Working in close partnership with other RISK teams and stakeholders (systems, reporting, regulatory, Front Office), the successful candidate will contribute to SIGMAs mission, taking responsibilities in some of the following areas:
- Participate in methodology projects, gathering and documenting requirements, considering stakeholder interests, regulatory constraints and any potential deficiencies in the current methods exposed by quality assurance processes.
- Investigate, analyse and design risk methods and models, respecting the aims of accurately capturing risks whilst considering system or other environmental constraints.

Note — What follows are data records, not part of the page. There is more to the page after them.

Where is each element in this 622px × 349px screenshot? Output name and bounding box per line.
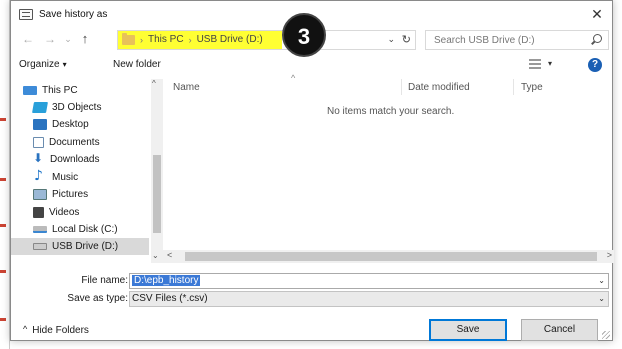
column-divider[interactable] <box>513 79 514 95</box>
sidebar-item-3d-objects[interactable]: 3D Objects <box>32 99 102 116</box>
organize-button[interactable]: Organize ▾ <box>19 59 67 70</box>
recent-locations-icon[interactable]: ⌄ <box>61 32 75 46</box>
empty-list-message: No items match your search. <box>327 106 455 117</box>
background-mark <box>0 224 6 227</box>
column-header-name[interactable]: Name <box>173 82 200 93</box>
forward-arrow-icon[interactable]: → <box>43 32 57 46</box>
usb-drive-icon <box>33 243 47 250</box>
search-icon <box>593 34 602 43</box>
pictures-icon <box>33 189 47 200</box>
background-mark <box>0 118 6 121</box>
scroll-left-icon[interactable]: < <box>167 250 172 260</box>
sidebar-item-downloads[interactable]: Downloads <box>33 151 99 168</box>
sidebar-item-local-disk[interactable]: Local Disk (C:) <box>33 221 118 238</box>
organize-label: Organize <box>19 59 60 70</box>
file-list-horizontal-scrollbar[interactable]: < > <box>163 250 614 263</box>
address-dropdown-icon[interactable]: ⌄ <box>387 34 395 45</box>
search-placeholder: Search USB Drive (D:) <box>434 35 535 46</box>
new-folder-button[interactable]: New folder <box>113 59 161 70</box>
sidebar-item-label: Videos <box>49 207 80 218</box>
command-toolbar: Organize ▾ New folder ▾ ? <box>11 53 612 77</box>
downloads-icon <box>33 151 45 166</box>
file-name-input[interactable]: D:\epb_history ⌄ <box>129 273 609 289</box>
file-name-label: File name: <box>81 275 128 286</box>
chevron-down-icon[interactable]: ⌄ <box>598 294 605 303</box>
save-as-type-label: Save as type: <box>67 293 128 304</box>
chevron-down-icon[interactable]: ⌄ <box>598 276 605 285</box>
resize-grip-icon[interactable] <box>602 331 610 339</box>
chevron-up-icon: ^ <box>23 324 28 334</box>
navigation-pane-scrollbar[interactable]: ^ ⌄ <box>151 79 163 263</box>
scrollbar-thumb[interactable] <box>153 155 161 233</box>
sidebar-item-videos[interactable]: Videos <box>33 204 79 221</box>
sidebar-item-label: USB Drive (D:) <box>52 241 119 252</box>
help-icon[interactable]: ? <box>588 58 602 72</box>
scroll-down-icon[interactable]: ⌄ <box>152 251 159 260</box>
dialog-title: Save history as <box>39 9 108 20</box>
local-disk-icon <box>33 226 47 233</box>
save-button[interactable]: Save <box>429 319 507 341</box>
sidebar-item-label: This PC <box>42 85 78 96</box>
save-dialog-icon <box>19 9 33 20</box>
background-mark <box>0 178 6 181</box>
breadcrumb-usb-drive[interactable]: USB Drive (D:) <box>197 34 263 45</box>
sidebar-item-label: Pictures <box>52 189 89 200</box>
sidebar-item-label: Local Disk (C:) <box>52 224 118 235</box>
sidebar-item-pictures[interactable]: Pictures <box>33 186 88 203</box>
background-mark <box>0 270 6 273</box>
scroll-right-icon[interactable]: > <box>607 250 612 260</box>
scrollbar-thumb[interactable] <box>185 252 597 261</box>
sidebar-item-label: Documents <box>49 137 100 148</box>
view-options-chevron-icon[interactable]: ▾ <box>548 59 552 68</box>
search-input[interactable]: Search USB Drive (D:) <box>425 30 609 50</box>
sort-ascending-icon: ^ <box>291 73 296 83</box>
save-as-type-row: Save as type: CSV Files (*.csv) ⌄ <box>11 291 614 307</box>
sidebar-item-label: 3D Objects <box>52 102 102 113</box>
sidebar-item-usb-drive[interactable]: USB Drive (D:) <box>11 238 149 255</box>
background-mark <box>0 318 6 321</box>
up-arrow-icon[interactable]: ↑ <box>78 32 92 46</box>
navigation-pane: This PC 3D Objects Desktop Documents Dow… <box>11 79 163 263</box>
save-as-dialog: Save history as ✕ ← → ⌄ ↑ › This PC › US… <box>10 0 614 341</box>
desktop-icon <box>33 119 47 130</box>
close-button[interactable]: ✕ <box>588 5 606 23</box>
breadcrumb: › This PC › USB Drive (D:) <box>122 32 263 45</box>
sidebar-item-desktop[interactable]: Desktop <box>33 116 89 133</box>
music-icon <box>33 168 47 184</box>
save-as-type-select[interactable]: CSV Files (*.csv) ⌄ <box>129 291 609 307</box>
dialog-footer: ^ Hide Folders Save Cancel <box>11 307 612 341</box>
file-name-value: D:\epb_history <box>132 275 201 286</box>
background-app-left-edge <box>0 0 10 349</box>
hide-folders-label: Hide Folders <box>32 325 89 336</box>
annotation-badge: 3 <box>282 13 326 57</box>
sidebar-item-this-pc[interactable]: This PC <box>23 82 78 99</box>
file-list: ^ Name Date modified Type No items match… <box>163 73 614 263</box>
3d-objects-icon <box>32 102 48 113</box>
scroll-up-icon[interactable]: ^ <box>152 79 156 88</box>
view-options-icon[interactable] <box>529 59 541 69</box>
documents-icon <box>33 137 44 148</box>
refresh-icon[interactable]: ↻ <box>402 33 411 46</box>
breadcrumb-this-pc[interactable]: This PC <box>148 34 184 45</box>
folder-icon <box>122 32 135 45</box>
hide-folders-button[interactable]: ^ Hide Folders <box>23 324 89 336</box>
breadcrumb-separator: › <box>188 34 192 45</box>
videos-icon <box>33 207 44 218</box>
column-divider[interactable] <box>401 79 402 95</box>
column-header-date-modified[interactable]: Date modified <box>408 82 470 93</box>
sidebar-item-label: Desktop <box>52 119 89 130</box>
address-bar[interactable]: › This PC › USB Drive (D:) ⌄ ↻ <box>117 30 416 50</box>
sidebar-item-label: Downloads <box>50 154 100 165</box>
sidebar-item-label: Music <box>52 172 79 183</box>
sidebar-item-documents[interactable]: Documents <box>33 134 100 151</box>
computer-icon <box>23 86 37 95</box>
file-name-row: File name: D:\epb_history ⌄ <box>11 273 614 289</box>
save-as-type-value: CSV Files (*.csv) <box>132 293 208 304</box>
breadcrumb-separator: › <box>140 34 143 45</box>
chevron-down-icon: ▾ <box>62 60 67 69</box>
sidebar-item-music[interactable]: Music <box>33 168 79 186</box>
back-arrow-icon[interactable]: ← <box>21 32 35 46</box>
column-header-type[interactable]: Type <box>521 82 543 93</box>
cancel-button[interactable]: Cancel <box>521 319 598 341</box>
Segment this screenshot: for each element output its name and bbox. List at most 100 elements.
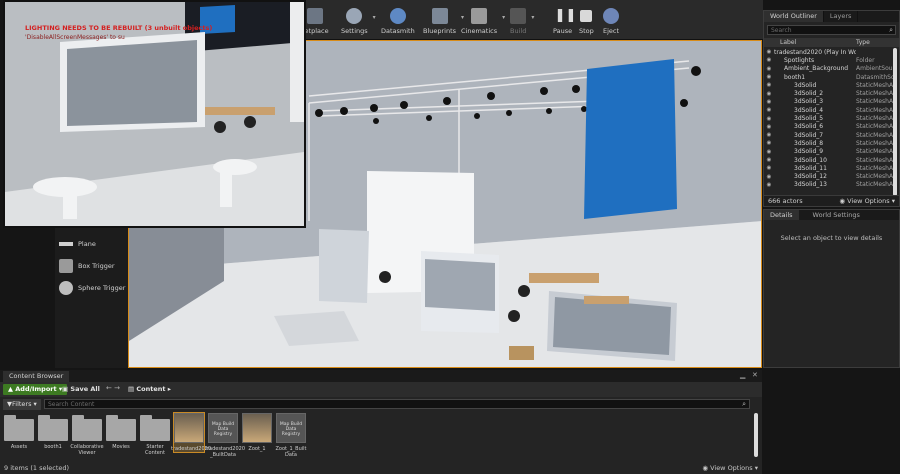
chevron-down-icon[interactable]: ▾ bbox=[502, 14, 505, 21]
chevron-down-icon[interactable]: ▾ bbox=[373, 14, 376, 21]
tree-row[interactable]: ◉ 3dSolid_13 StaticMeshA bbox=[764, 181, 893, 189]
asset-tile[interactable]: Movies bbox=[106, 413, 136, 450]
chevron-down-icon[interactable]: ▾ bbox=[531, 14, 534, 21]
minimize-icon[interactable]: ▁ bbox=[740, 371, 745, 379]
close-icon[interactable]: ✕ bbox=[752, 371, 758, 379]
eye-icon[interactable]: ◉ bbox=[764, 57, 774, 63]
place-item-sphere-trigger[interactable]: Sphere Trigger bbox=[55, 278, 128, 298]
tree-row[interactable]: ◉ 3dSolid_10 StaticMeshA bbox=[764, 156, 893, 164]
eye-icon[interactable]: ◉ bbox=[764, 99, 774, 105]
eye-icon[interactable]: ◉ bbox=[764, 182, 774, 188]
blueprint-icon bbox=[431, 8, 448, 24]
map-build-data-thumbnail: Map Build Data Registry bbox=[208, 413, 238, 443]
eye-icon[interactable]: ◉ bbox=[764, 116, 774, 122]
column-type[interactable]: Type bbox=[856, 38, 899, 47]
asset-tile[interactable]: Map Build Data Registry tradestand2020 _… bbox=[205, 413, 245, 458]
content-search-input[interactable]: Search Content ⌕ bbox=[44, 399, 750, 409]
outliner-column-header: Label Type bbox=[764, 38, 899, 47]
tree-row[interactable]: ◉ Ambient_Background AmbientSou bbox=[764, 65, 893, 73]
tree-row[interactable]: ◉ Spotlights Folder bbox=[764, 56, 893, 64]
tree-row[interactable]: ◉ 3dSolid_12 StaticMeshA bbox=[764, 172, 893, 180]
tree-row[interactable]: ◉ 3dSolid_9 StaticMeshA bbox=[764, 148, 893, 156]
tab-content-browser[interactable]: Content Browser bbox=[3, 371, 70, 382]
stop-button[interactable]: Stop bbox=[579, 8, 594, 38]
eye-icon[interactable]: ◉ bbox=[764, 74, 774, 80]
item-count: 9 items (1 selected) bbox=[4, 464, 70, 472]
add-import-button[interactable]: ▲ Add/Import ▾ bbox=[3, 384, 68, 395]
outliner-search-input[interactable]: Search ⌕ bbox=[767, 25, 896, 35]
eye-icon[interactable]: ◉ bbox=[764, 165, 774, 171]
tree-row[interactable]: ◉ 3dSolid_2 StaticMeshA bbox=[764, 89, 893, 97]
pause-icon: ❚❚ bbox=[554, 8, 577, 23]
back-arrow-icon[interactable]: ← bbox=[106, 384, 112, 392]
tree-row[interactable]: ◉ 3dSolid StaticMeshA bbox=[764, 81, 893, 89]
screen-message-hint: 'DisableAllScreenMessages' to su bbox=[25, 34, 125, 41]
place-item-plane[interactable]: Plane bbox=[55, 234, 128, 254]
eye-icon[interactable]: ◉ bbox=[764, 157, 774, 163]
details-empty-message: Select an object to view details bbox=[780, 234, 883, 242]
tree-row[interactable]: ◉ booth1 DatasmithSc bbox=[764, 73, 893, 81]
asset-tile[interactable]: booth1 bbox=[38, 413, 68, 450]
eye-icon[interactable]: ◉ bbox=[764, 107, 774, 113]
filters-button[interactable]: ▼Filters ▾ bbox=[3, 399, 41, 410]
view-options-button[interactable]: ◉ View Options ▾ bbox=[702, 462, 758, 474]
tab-world-outliner[interactable]: World Outliner bbox=[764, 11, 824, 22]
tab-details[interactable]: Details bbox=[764, 210, 799, 220]
tree-row[interactable]: ◉ 3dSolid_4 StaticMeshA bbox=[764, 106, 893, 114]
eye-icon[interactable]: ◉ bbox=[764, 149, 774, 155]
datasmith-icon bbox=[389, 8, 406, 24]
breadcrumb[interactable]: ▤ Content ▸ bbox=[128, 384, 171, 395]
build-button[interactable]: Build ▾ bbox=[510, 8, 534, 38]
tab-layers[interactable]: Layers bbox=[823, 11, 859, 22]
content-scrollbar[interactable] bbox=[754, 413, 758, 457]
empty-dock-area bbox=[763, 370, 900, 474]
world-outliner-panel: World Outliner Layers Search ⌕ Label Typ… bbox=[763, 10, 900, 207]
save-all-button[interactable]: ▣ Save All bbox=[62, 384, 100, 395]
outliner-scrollbar[interactable] bbox=[893, 48, 897, 196]
eject-button[interactable]: Eject bbox=[603, 8, 619, 38]
tree-row[interactable]: ◉ 3dSolid_6 StaticMeshA bbox=[764, 123, 893, 131]
eye-icon: ◉ bbox=[839, 197, 848, 205]
asset-tile[interactable]: Zoot_1 bbox=[242, 413, 272, 452]
asset-tile[interactable]: Assets bbox=[4, 413, 34, 450]
tab-world-settings[interactable]: World Settings bbox=[806, 210, 866, 220]
asset-tile[interactable]: Map Build Data Registry Zoot_1_Built Dat… bbox=[275, 413, 307, 458]
history-nav: ← → bbox=[106, 384, 120, 392]
eye-icon[interactable]: ◉ bbox=[764, 140, 774, 146]
build-icon bbox=[510, 8, 527, 24]
asset-tile[interactable]: Collaborative Viewer bbox=[70, 413, 104, 456]
lighting-warning: LIGHTING NEEDS TO BE REBUILT (3 unbuilt … bbox=[25, 24, 213, 32]
tree-row[interactable]: ◉ 3dSolid_7 StaticMeshA bbox=[764, 131, 893, 139]
asset-tile[interactable]: Starter Content bbox=[140, 413, 170, 456]
eye-icon[interactable]: ◉ bbox=[764, 91, 774, 97]
tree-row[interactable]: ◉ 3dSolid_5 StaticMeshA bbox=[764, 114, 893, 122]
view-options-button[interactable]: ◉ View Options ▾ bbox=[839, 196, 895, 206]
tree-row[interactable]: ◉tradestand2020 (Play In World bbox=[764, 48, 893, 56]
tree-row[interactable]: ◉ 3dSolid_3 StaticMeshA bbox=[764, 98, 893, 106]
eye-icon[interactable]: ◉ bbox=[764, 82, 774, 88]
eye-icon[interactable]: ◉ bbox=[764, 174, 774, 180]
column-label[interactable]: Label bbox=[776, 38, 856, 47]
plane-icon bbox=[59, 242, 73, 246]
clapperboard-icon bbox=[471, 8, 488, 24]
eye-icon[interactable]: ◉ bbox=[764, 132, 774, 138]
cinematics-button[interactable]: Cinematics ▾ bbox=[461, 8, 505, 38]
forward-arrow-icon[interactable]: → bbox=[114, 384, 120, 392]
tree-row[interactable]: ◉ 3dSolid_8 StaticMeshA bbox=[764, 139, 893, 147]
eye-icon[interactable]: ◉ bbox=[764, 66, 774, 72]
settings-button[interactable]: Settings ▾ bbox=[341, 8, 376, 38]
main-toolbar: ketplace Settings ▾ Datasmith Blueprints… bbox=[301, 0, 763, 40]
asset-tile[interactable]: tradestand2020 bbox=[171, 412, 211, 453]
eject-icon bbox=[603, 8, 620, 24]
content-browser-panel: ▲ Add/Import ▾ ▣ Save All ← → ▤ Content … bbox=[0, 382, 762, 474]
eye-icon[interactable]: ◉ bbox=[764, 124, 774, 130]
blueprints-button[interactable]: Blueprints ▾ bbox=[423, 8, 464, 38]
map-build-data-thumbnail: Map Build Data Registry bbox=[276, 413, 306, 443]
level-thumbnail bbox=[174, 413, 204, 443]
pause-button[interactable]: ❚❚ Pause bbox=[553, 8, 577, 38]
preview-window[interactable]: LIGHTING NEEDS TO BE REBUILT (3 unbuilt … bbox=[3, 0, 306, 228]
datasmith-button[interactable]: Datasmith bbox=[381, 8, 415, 38]
tree-row[interactable]: ◉ 3dSolid_11 StaticMeshA bbox=[764, 164, 893, 172]
eye-icon[interactable]: ◉ bbox=[764, 49, 774, 55]
place-item-box-trigger[interactable]: Box Trigger bbox=[55, 256, 128, 276]
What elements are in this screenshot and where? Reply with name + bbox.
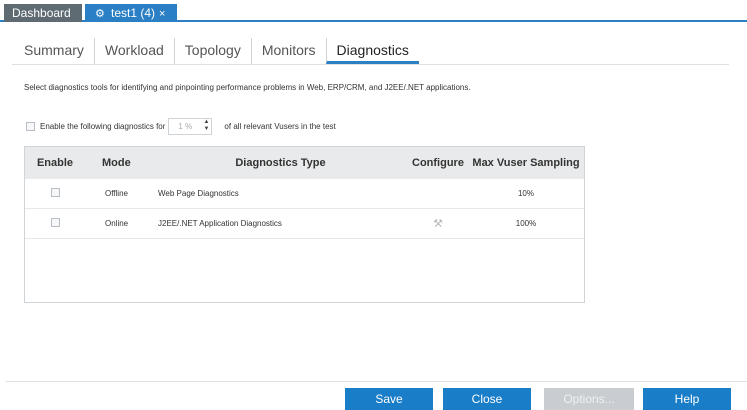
percent-value: 1 % (178, 121, 193, 131)
row-type: J2EE/.NET Application Diagnostics (158, 219, 282, 228)
tab-summary[interactable]: Summary (12, 38, 94, 64)
tab-dashboard[interactable]: Dashboard (4, 4, 82, 22)
document-tab-bar: Dashboard ⚙ test1 (4) × (0, 0, 747, 22)
table-row[interactable]: Online J2EE/.NET Application Diagnostics… (25, 209, 584, 239)
row-mode: Offline (105, 189, 128, 198)
enable-diagnostics-checkbox[interactable] (26, 121, 35, 131)
tab-monitors[interactable]: Monitors (250, 38, 326, 64)
row-enable-cell (25, 188, 85, 199)
row-enable-checkbox[interactable] (50, 188, 60, 197)
tab-diagnostics[interactable]: Diagnostics (325, 38, 419, 64)
table-header: Enable Mode Diagnostics Type Configure M… (25, 147, 584, 179)
tab-divider (12, 64, 729, 65)
tab-test1-label: test1 (4) (111, 6, 156, 20)
col-max-sampling: Max Vuser Sampling (472, 157, 580, 169)
stepper-arrows[interactable]: ▲ ▼ (201, 119, 211, 134)
col-configure: Configure (412, 157, 464, 169)
sub-tab-bar: Summary Workload Topology Monitors Diagn… (12, 36, 419, 64)
arrow-down-icon[interactable]: ▼ (203, 126, 209, 132)
tab-topology[interactable]: Topology (173, 38, 251, 64)
table-row[interactable]: Offline Web Page Diagnostics 10% (25, 179, 584, 209)
tab-workload[interactable]: Workload (93, 38, 174, 64)
col-mode: Mode (102, 157, 131, 169)
options-button[interactable]: Options... (544, 388, 634, 410)
row-max-sampling: 100% (515, 219, 537, 228)
row-enable-cell (25, 218, 85, 229)
close-icon[interactable]: × (159, 8, 165, 20)
page-description: Select diagnostics tools for identifying… (24, 83, 471, 92)
tab-test1[interactable]: ⚙ test1 (4) × (85, 4, 177, 22)
test-icon: ⚙ (95, 8, 105, 20)
save-button[interactable]: Save (345, 388, 433, 410)
enable-diagnostics-label: Enable the following diagnostics for (40, 121, 166, 131)
vusers-label: of all relevant Vusers in the test (224, 121, 336, 131)
row-enable-checkbox[interactable] (50, 218, 60, 227)
row-mode: Online (105, 219, 129, 228)
help-button[interactable]: Help (643, 388, 731, 410)
enable-diagnostics-row: Enable the following diagnostics for 1 %… (26, 117, 336, 135)
row-max-sampling: 10% (517, 189, 534, 198)
arrow-up-icon[interactable]: ▲ (203, 119, 209, 125)
diagnostics-table: Enable Mode Diagnostics Type Configure M… (24, 146, 585, 303)
footer-divider (6, 381, 747, 382)
wrench-icon[interactable]: ⚒ (433, 218, 443, 230)
close-button[interactable]: Close (443, 388, 531, 410)
col-enable: Enable (36, 157, 74, 169)
percent-stepper[interactable]: 1 % ▲ ▼ (168, 117, 213, 135)
row-type: Web Page Diagnostics (158, 189, 239, 198)
col-type: Diagnostics Type (235, 157, 326, 169)
row-configure: ⚒ (408, 217, 468, 230)
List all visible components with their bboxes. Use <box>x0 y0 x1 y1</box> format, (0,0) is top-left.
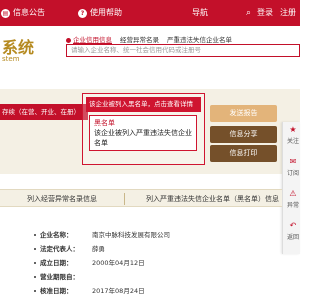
back-icon: ↶ <box>289 221 297 230</box>
logo-subtitle: stem <box>2 55 20 63</box>
help-icon: ? <box>78 8 87 18</box>
status-stripe: 存续（在营、开业、在册） <box>0 104 88 120</box>
notice-label: 信息公告 <box>13 8 45 17</box>
help-link[interactable]: ? 使用帮助 <box>78 0 122 26</box>
back-button[interactable]: ↶ 返回 <box>285 220 301 248</box>
register-label: 注册 <box>280 8 296 17</box>
radio-icon <box>66 37 71 43</box>
top-nav-bar: ▤ 信息公告 ? 使用帮助 导航 ⌕ 登录 注册 <box>0 0 300 26</box>
login-label: 登录 <box>257 8 273 17</box>
print-button[interactable]: 信息打印 <box>210 145 277 162</box>
bullet-icon <box>34 248 36 250</box>
share-button[interactable]: 信息分享 <box>210 126 277 143</box>
search-link[interactable]: ⌕ <box>246 0 251 26</box>
bullet-icon <box>34 276 36 278</box>
abnormal-button[interactable]: ⚠ 异常 <box>285 188 301 216</box>
login-link[interactable]: 登录 <box>257 0 273 26</box>
help-label: 使用帮助 <box>90 8 122 17</box>
nav-label: 导航 <box>192 8 208 17</box>
register-link[interactable]: 注册 <box>280 0 296 26</box>
blacklist-text: 该企业被列入严重违法失信企业名单 <box>94 129 192 147</box>
subscribe-icon: ✉ <box>289 157 297 166</box>
bullet-icon <box>34 290 36 292</box>
bullet-icon <box>34 262 36 264</box>
search-icon: ⌕ <box>246 8 252 18</box>
nav-link[interactable]: 导航 <box>192 0 208 26</box>
search-type-tabs: 企业信用信息 经营异常名录 严重违法失信企业名单 <box>66 34 232 44</box>
subscribe-button[interactable]: ✉ 订阅 <box>285 156 301 184</box>
send-report-button[interactable]: 发送报告 <box>210 105 277 122</box>
notice-link[interactable]: ▤ 信息公告 <box>1 0 45 26</box>
follow-button[interactable]: ★ 关注 <box>285 124 301 152</box>
bullet-icon <box>34 234 36 236</box>
tab-divider <box>124 193 125 205</box>
blacklist-callout-header[interactable]: 该企业被列入黑名单，点击查看详情 <box>86 97 201 112</box>
tab-abnormal-list[interactable]: 列入经营异常名录信息 <box>27 190 97 208</box>
search-input[interactable]: 请输入企业名称、统一社会信用代码或注册号 <box>66 44 300 57</box>
floating-sidebar: ★ 关注 ✉ 订阅 ⚠ 异常 ↶ 返回 <box>282 122 300 254</box>
header: 系统 stem 企业信用信息 经营异常名录 严重违法失信企业名单 请输入企业名称… <box>0 26 300 68</box>
star-icon: ★ <box>289 125 297 134</box>
notice-icon: ▤ <box>1 8 10 18</box>
blacklist-callout-body: 黑名单 该企业被列入严重违法失信企业名单 <box>89 115 197 151</box>
search-tab-credit[interactable]: 企业信用信息 <box>66 34 112 44</box>
blacklist-title: 黑名单 <box>94 119 115 127</box>
record-tabs: 列入经营异常名录信息 列入严重违法失信企业名单（黑名单）信息 <box>0 189 282 207</box>
warning-icon: ⚠ <box>289 189 297 198</box>
search-tab-abnormal[interactable]: 经营异常名录 <box>120 34 159 44</box>
tab-blacklist[interactable]: 列入严重违法失信企业名单（黑名单）信息 <box>146 190 279 208</box>
search-tab-blacklist[interactable]: 严重违法失信企业名单 <box>167 34 232 44</box>
blacklist-callout[interactable]: 该企业被列入黑名单，点击查看详情 黑名单 该企业被列入严重违法失信企业名单 <box>82 93 205 165</box>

- Design, develop and test code changes required to implement the risk methods in the risk systems, whilst assisting the technical teams responsible for optimisation and promotion of the code to the production environment.
- Ensure that all methodologies, tools, processes and procedures are documented to a high standard satisfying both internal and regulatory expectations, and that any methodological changes and corresponding decision of governing bodies are promptly reflected in relevant documentation.
- Contribute to the quality assurance processes surrounding risk measurement including backtesting and VaR Adequacy (P&L Explain) process.
- Cooperate with the RISK model validation teams in the review and approval of risk models.
- Support regulatory interactions, participating in industry working groups and Quantitative Impact Studies (QIS).
- In a transactional or advisory capacity, assist risk managers and Front Office in the prompt, accurate and astute risk assessment of deals, where the standard and systematic methods may not be applicable or appropriate
Technical & Behavioral Competencies
A strong academic background, with at minimum a Masters in mathematics, physics or quantitative finance. Both Masters and Ph.Ds. are welcome.
A strong interest and familiarity with risk management best practises, financial markets and economic developments.
Experience in a quantitative finance environment, preferably in a market risk or counterparty risk modelling capacity; other backgrounds (e.g. Front Office quantitative research, model validation, hedge funds) are also welcome.
Sound understanding of stochastic processes and their application to risk factor simulations.
A practical knowledge of derivatives, their risk drivers and the models used to price them; exposure to at least one of the following asset classes: credit, repo, IR/FX, equity, commodities, preferably from a risk management perspective.
Design and implementation of quantitative models, preferably using C# or C++ in a source-controlled environment.
The role will expose the candidate to a wide range of professionals within the bank. Therefore, communication skills, both written and verbal, play an essential part of the day-to-day role. Previous experience in interacting with Front Office, validation functions and regulatory or supervisory bodies is a plus.
A good understanding and awareness of the regulatory framework for banks is desirable
Candidates expected to have PhD with further research experience.
Candidates should demonstrate proven record of research and academic excellence; published work is a plus.
More senior candidates are expected to demonstrate leadership in collaborative research projects.
The role will expose the candidate to a wide range of professionals within the bank. Therefore, communication skills, both written and verbal, play an essential part of the day-to-day role. Previous experience in joint research with other research teams is a plus.
Reasonable coding skills are expected.
In addition, a candidate from any background will have the ability to:
Work to meet tight deadlines.
Work flexibly as part of multiple teams and autonomously.
Grasp the intricacies of governance-related processes and procedures.
Juggle changing priorities and a varied workload.